The sheer scale of the Exodus setting — both in the galaxy and the timeline — means there is ample room for various stories to be told, using the same universe without creating overlap.


Tales of Time and Loss

Although Exodus has been on the radar for a couple of years and isn't releasing, several stories have already begun to be told within its universe. The first major novel examines the connection between a Uranic human and a woman whose ship arrived many millennia later than planned, making Celestials utterly alien to her experience. An episode of a television series depicts a heartbreaking story about a father chasing his daughter across star systems, with time dilation imparting devastating effects on their family; by the time he finds her, she has lived many years.

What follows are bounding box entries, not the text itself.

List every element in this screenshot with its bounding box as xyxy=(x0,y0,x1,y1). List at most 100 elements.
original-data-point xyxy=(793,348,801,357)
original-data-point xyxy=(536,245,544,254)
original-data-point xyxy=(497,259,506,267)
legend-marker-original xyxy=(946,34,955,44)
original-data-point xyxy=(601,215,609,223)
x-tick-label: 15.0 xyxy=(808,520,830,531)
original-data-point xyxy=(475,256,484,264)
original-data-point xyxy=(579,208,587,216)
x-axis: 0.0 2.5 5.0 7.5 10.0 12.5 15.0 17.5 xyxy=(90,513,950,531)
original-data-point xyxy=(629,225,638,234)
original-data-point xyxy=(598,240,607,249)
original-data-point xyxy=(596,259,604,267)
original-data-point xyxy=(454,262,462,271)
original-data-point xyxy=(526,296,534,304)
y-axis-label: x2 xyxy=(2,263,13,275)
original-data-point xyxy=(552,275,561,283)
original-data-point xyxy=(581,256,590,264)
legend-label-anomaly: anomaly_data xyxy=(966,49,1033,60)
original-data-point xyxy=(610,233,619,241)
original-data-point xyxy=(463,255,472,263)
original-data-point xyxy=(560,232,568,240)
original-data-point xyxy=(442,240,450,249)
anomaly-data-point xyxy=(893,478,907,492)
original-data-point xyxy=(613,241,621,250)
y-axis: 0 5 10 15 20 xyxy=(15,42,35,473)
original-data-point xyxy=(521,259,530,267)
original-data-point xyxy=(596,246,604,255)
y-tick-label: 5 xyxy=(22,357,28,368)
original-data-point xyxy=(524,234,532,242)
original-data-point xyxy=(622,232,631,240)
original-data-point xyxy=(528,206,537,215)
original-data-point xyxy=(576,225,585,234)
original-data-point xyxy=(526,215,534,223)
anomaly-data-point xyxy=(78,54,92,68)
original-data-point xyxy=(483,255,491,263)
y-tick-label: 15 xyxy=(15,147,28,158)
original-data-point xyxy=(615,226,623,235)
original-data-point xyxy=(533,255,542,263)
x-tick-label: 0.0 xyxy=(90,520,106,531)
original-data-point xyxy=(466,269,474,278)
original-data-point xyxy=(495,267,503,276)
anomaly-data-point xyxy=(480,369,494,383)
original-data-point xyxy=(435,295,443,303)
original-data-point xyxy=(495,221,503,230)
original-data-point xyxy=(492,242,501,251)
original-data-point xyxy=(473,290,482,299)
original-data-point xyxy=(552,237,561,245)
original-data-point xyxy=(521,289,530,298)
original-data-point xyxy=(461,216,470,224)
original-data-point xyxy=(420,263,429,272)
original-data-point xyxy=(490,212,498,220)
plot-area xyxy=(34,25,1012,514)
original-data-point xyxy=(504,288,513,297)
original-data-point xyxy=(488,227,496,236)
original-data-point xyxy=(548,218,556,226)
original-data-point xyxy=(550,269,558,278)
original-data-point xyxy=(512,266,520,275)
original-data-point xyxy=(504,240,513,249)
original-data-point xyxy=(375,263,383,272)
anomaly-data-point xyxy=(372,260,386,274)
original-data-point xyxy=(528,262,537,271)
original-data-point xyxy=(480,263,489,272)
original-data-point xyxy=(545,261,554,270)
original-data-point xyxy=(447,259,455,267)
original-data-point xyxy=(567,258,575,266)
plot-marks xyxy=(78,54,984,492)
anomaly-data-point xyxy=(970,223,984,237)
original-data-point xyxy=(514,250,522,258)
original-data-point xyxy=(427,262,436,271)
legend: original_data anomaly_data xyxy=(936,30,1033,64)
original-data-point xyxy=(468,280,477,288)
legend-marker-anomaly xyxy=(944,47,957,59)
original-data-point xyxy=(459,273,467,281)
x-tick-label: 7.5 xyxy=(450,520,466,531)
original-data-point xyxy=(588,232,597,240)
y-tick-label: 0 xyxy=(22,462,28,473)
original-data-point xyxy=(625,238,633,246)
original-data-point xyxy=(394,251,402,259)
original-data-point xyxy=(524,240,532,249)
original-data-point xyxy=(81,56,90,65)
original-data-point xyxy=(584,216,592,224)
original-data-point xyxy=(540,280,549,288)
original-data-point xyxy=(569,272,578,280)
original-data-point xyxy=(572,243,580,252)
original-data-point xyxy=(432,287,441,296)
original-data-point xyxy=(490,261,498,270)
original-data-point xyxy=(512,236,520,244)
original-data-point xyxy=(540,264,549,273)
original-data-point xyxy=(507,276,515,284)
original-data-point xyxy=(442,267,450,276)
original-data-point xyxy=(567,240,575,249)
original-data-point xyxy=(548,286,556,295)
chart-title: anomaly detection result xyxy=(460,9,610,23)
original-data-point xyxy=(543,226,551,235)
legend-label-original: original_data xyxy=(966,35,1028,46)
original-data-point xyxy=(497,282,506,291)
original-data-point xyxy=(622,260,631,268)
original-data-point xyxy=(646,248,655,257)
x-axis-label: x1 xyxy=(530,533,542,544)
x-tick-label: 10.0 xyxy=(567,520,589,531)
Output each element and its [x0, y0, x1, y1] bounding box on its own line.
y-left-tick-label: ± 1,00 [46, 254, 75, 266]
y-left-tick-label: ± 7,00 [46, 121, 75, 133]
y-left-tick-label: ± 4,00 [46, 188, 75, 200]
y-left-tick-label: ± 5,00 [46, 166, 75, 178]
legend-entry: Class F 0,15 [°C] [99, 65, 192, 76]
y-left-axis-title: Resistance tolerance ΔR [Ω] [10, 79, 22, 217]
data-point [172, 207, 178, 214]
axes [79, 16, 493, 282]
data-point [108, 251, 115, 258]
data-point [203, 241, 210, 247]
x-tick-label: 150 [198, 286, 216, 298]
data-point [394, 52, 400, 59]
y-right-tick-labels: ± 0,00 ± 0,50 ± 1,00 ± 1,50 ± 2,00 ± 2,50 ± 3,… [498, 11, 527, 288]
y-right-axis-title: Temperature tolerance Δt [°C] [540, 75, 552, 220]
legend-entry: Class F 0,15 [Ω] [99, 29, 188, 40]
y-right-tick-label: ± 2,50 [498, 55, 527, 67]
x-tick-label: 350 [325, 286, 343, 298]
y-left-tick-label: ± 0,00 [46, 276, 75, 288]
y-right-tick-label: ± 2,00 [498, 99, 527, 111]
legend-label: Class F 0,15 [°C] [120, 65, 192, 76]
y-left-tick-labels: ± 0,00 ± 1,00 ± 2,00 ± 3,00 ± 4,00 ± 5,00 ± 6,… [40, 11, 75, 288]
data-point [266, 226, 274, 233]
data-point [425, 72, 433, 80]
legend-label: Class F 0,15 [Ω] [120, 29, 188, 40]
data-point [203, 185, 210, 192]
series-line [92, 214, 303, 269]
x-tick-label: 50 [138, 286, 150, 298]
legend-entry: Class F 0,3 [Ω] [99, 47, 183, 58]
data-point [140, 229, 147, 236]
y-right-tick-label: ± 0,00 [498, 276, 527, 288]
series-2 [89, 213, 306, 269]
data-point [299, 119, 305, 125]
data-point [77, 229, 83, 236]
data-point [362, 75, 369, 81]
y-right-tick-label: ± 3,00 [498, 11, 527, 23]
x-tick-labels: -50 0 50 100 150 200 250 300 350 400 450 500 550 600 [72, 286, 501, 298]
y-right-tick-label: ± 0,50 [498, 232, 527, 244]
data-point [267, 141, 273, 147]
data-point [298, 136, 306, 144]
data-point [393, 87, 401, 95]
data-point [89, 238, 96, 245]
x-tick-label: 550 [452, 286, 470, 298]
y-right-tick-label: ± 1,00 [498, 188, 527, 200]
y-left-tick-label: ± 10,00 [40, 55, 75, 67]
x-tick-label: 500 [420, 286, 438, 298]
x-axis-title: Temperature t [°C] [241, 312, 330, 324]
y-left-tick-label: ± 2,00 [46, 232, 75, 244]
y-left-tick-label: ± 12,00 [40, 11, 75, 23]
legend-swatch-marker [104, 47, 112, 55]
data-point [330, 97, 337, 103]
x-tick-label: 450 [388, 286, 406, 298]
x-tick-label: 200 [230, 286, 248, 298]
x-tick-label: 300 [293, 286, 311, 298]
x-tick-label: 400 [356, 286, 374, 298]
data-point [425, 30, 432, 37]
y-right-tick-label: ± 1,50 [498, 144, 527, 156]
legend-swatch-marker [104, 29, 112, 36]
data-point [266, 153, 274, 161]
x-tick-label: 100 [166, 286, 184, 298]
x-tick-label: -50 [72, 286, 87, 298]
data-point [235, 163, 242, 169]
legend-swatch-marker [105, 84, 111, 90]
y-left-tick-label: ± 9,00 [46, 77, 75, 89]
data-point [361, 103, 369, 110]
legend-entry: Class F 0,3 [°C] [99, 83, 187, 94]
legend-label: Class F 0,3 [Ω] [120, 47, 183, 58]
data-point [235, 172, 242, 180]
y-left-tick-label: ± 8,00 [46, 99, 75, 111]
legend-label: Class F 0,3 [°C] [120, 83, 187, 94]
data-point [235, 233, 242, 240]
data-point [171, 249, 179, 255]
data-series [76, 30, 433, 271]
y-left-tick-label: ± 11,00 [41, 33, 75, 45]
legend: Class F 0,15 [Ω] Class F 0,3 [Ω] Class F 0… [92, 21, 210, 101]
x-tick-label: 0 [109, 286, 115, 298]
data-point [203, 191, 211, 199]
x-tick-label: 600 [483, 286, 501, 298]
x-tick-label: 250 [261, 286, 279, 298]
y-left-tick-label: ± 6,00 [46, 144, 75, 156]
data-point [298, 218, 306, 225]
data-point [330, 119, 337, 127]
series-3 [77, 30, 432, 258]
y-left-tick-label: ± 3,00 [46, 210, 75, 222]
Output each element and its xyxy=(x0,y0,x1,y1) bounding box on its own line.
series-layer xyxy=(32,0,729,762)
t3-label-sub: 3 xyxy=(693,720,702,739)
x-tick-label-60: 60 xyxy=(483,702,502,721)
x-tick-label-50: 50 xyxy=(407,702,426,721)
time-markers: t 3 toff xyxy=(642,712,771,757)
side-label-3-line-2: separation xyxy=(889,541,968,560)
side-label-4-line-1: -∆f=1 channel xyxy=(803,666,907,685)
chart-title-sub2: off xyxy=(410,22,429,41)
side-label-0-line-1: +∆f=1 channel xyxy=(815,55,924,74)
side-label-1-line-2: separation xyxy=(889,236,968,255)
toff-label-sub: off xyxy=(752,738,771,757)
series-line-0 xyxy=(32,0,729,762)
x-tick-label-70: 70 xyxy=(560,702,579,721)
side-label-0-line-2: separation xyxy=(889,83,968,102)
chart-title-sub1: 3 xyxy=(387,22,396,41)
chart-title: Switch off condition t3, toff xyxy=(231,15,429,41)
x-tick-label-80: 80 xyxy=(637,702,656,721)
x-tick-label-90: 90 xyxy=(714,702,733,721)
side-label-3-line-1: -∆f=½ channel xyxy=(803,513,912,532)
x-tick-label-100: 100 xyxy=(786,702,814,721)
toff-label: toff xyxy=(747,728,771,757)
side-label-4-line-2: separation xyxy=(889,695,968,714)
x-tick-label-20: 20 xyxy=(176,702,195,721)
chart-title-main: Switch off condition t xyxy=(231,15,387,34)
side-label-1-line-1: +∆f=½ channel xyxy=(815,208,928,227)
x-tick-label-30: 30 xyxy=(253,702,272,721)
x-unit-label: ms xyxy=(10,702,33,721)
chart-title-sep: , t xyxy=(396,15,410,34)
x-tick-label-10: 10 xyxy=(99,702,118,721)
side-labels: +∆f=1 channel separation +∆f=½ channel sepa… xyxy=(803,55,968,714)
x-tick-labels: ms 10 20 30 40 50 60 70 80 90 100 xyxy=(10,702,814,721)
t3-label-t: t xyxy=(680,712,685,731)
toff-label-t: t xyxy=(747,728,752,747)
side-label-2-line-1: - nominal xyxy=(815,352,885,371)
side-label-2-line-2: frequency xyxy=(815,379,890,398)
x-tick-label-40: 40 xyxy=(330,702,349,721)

The game itself is centered on “Jun’s story,” set on the planet Lidon — a world primarily abdicated by Celestials that has become a bastion. A corrupting influence known as “the Rot” has begun eating away at everything, including critical life support systems, and Jun must use his unique powers to {find a solution|stop

Rachel Sweeney
Rachel Sweeney

A passionate traveler and writer sharing insights from journeys across the UK and beyond.